Next week will mark the one year anniversary of the birth and death of my son and daughter. I have come so far from where I was last year. If someone were to offer me a billion dollars to go back to the first day after they were gone I would never accept. That was the most intense sadness and emptiness I have ever experienced and don't think I could survive it again. Now if I were able to go back to the day that they were born and be able to hold them in my arms again, even for one minute, I would do it all over again. I realize that may sound crazy, but I would give anything to be able to see their beautiful faces and hold their precious bodies in my arms. I would take pictures, tons of pictures. I would hold them, dress them, kiss them and snuggle them. Those short moments that I had with my babies were priceless.
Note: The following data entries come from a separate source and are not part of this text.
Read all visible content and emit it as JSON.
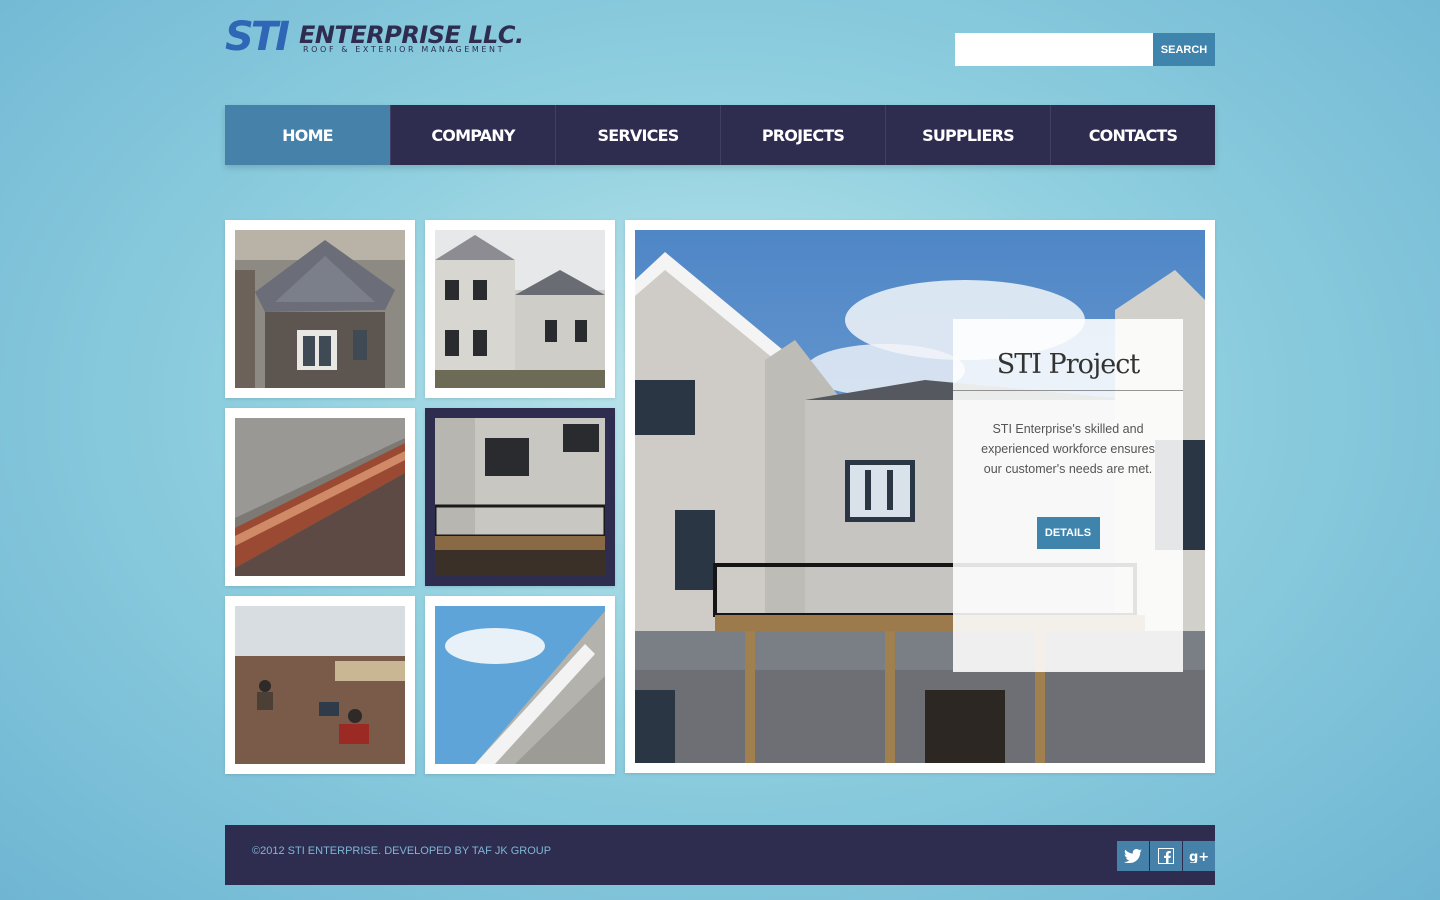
{
  "header": {
    "logo_text": "STI ENTERPRISE LLC.",
    "logo_tagline": "ROOF & EXTERIOR MANAGEMENT",
    "search": {
      "placeholder": "",
      "value": "",
      "button_label": "SEARCH"
    }
  },
  "nav": {
    "items": [
      {
        "label": "HOME",
        "active": true
      },
      {
        "label": "COMPANY",
        "active": false
      },
      {
        "label": "SERVICES",
        "active": false
      },
      {
        "label": "PROJECTS",
        "active": false
      },
      {
        "label": "SUPPLIERS",
        "active": false
      },
      {
        "label": "CONTACTS",
        "active": false
      }
    ]
  },
  "gallery": {
    "selected_index": 3,
    "thumbnails": [
      "roof-hip-stone-house-photo",
      "two-story-house-photo",
      "copper-gutter-photo",
      "rear-deck-house-photo",
      "roofers-working-photo",
      "siding-gable-photo"
    ]
  },
  "feature": {
    "title": "STI Project",
    "description": "STI Enterprise's skilled and experienced workforce ensures our customer's needs are met.",
    "button_label": "DETAILS"
  },
  "footer": {
    "copyright": "©2012 STI ENTERPRISE. DEVELOPED BY TAF JK GROUP",
    "social": [
      "twitter-icon",
      "facebook-icon",
      "google-plus-icon"
    ]
  },
  "colors": {
    "nav_bg": "#2e2c4f",
    "accent": "#4681aa",
    "button": "#3f84ad"
  }
}
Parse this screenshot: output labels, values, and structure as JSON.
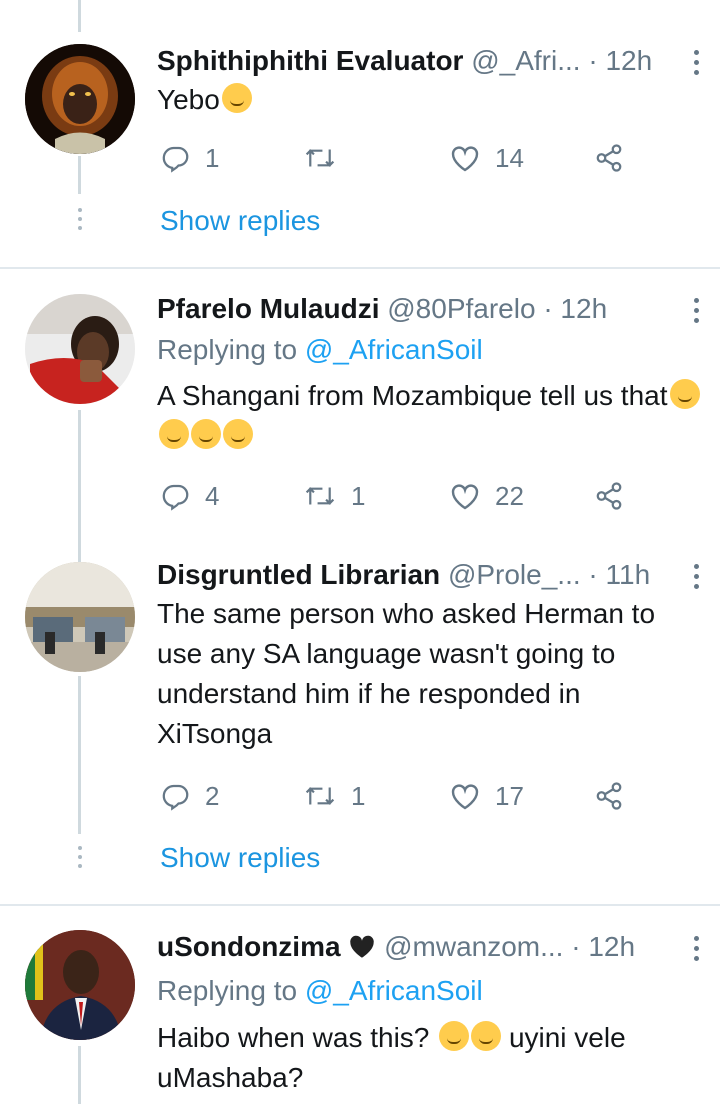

Whenever I think of what it was like in the days and weeks after their death my heart hurts. I remember who I was at that time; a grieving mother. I remember the emotions I felt, the anger, the despair, the guilt, the desperate desire to go back in time and change it all. I remember bursting out weeping throughout the day. I cried and cried and cried. My eyes nearly swelled shut and my face was blotchy and red. I remember my empty soft stomach. I remember my breasts engorged with milk. I wanted to pump, but I knew that I couldn't handle seeing the milk that was supposed to be for my babies. I remember people coming and going with meals and messages of sympathy. I remember wanting to pray to God for comfort but feeling too angry. I remember feeling broken. I remember feeling like I wasn't even real.
Nearly one year later I am the same grieving mother. It may look different, it may feel different, but it is the same. I still cry sometimes when I remember that my twins aren't here with me. I wonder what they would be like. I got so little time with them, I feel like there was so much more to them that I will never know. My body has recovered and gone back to normal. I don't feel broken anymore, I feel changed. I realize that the world may no longer view me as a grieving parent. My story is no longer fresh. But it is fresh to me. The wound still stings and I still feel the pain. I know as time goes on I will continue to heal. But I also know that I will always grieve the loss of Penelope and James. I am forever changed by them and I will always grieve their death.
The days leading up to James and Penelope's 1st birthday have been challenging. I have been hit with emotions that I haven't had to face in months. Sadness, bitterness, jealousy, anger and guilt. I know the day will come and go like any other day. But I also know that the world is a better place because of them. I am different because of them and if their story touches or inspires just one person, their lives had meaning.
Hi Krista. I know how hard the anniversaries are. I just wanted to offer you a hug. You kids were truly beautiful and I am so sorry you lost them. There is no timeline for grief- or rather there is one, it's eternal. I'm almost 2 years from my loss and I'm still not "over it" I am still grieving. I am pregnant and people seem to think I should be "better". I am, a bit, may be, some days.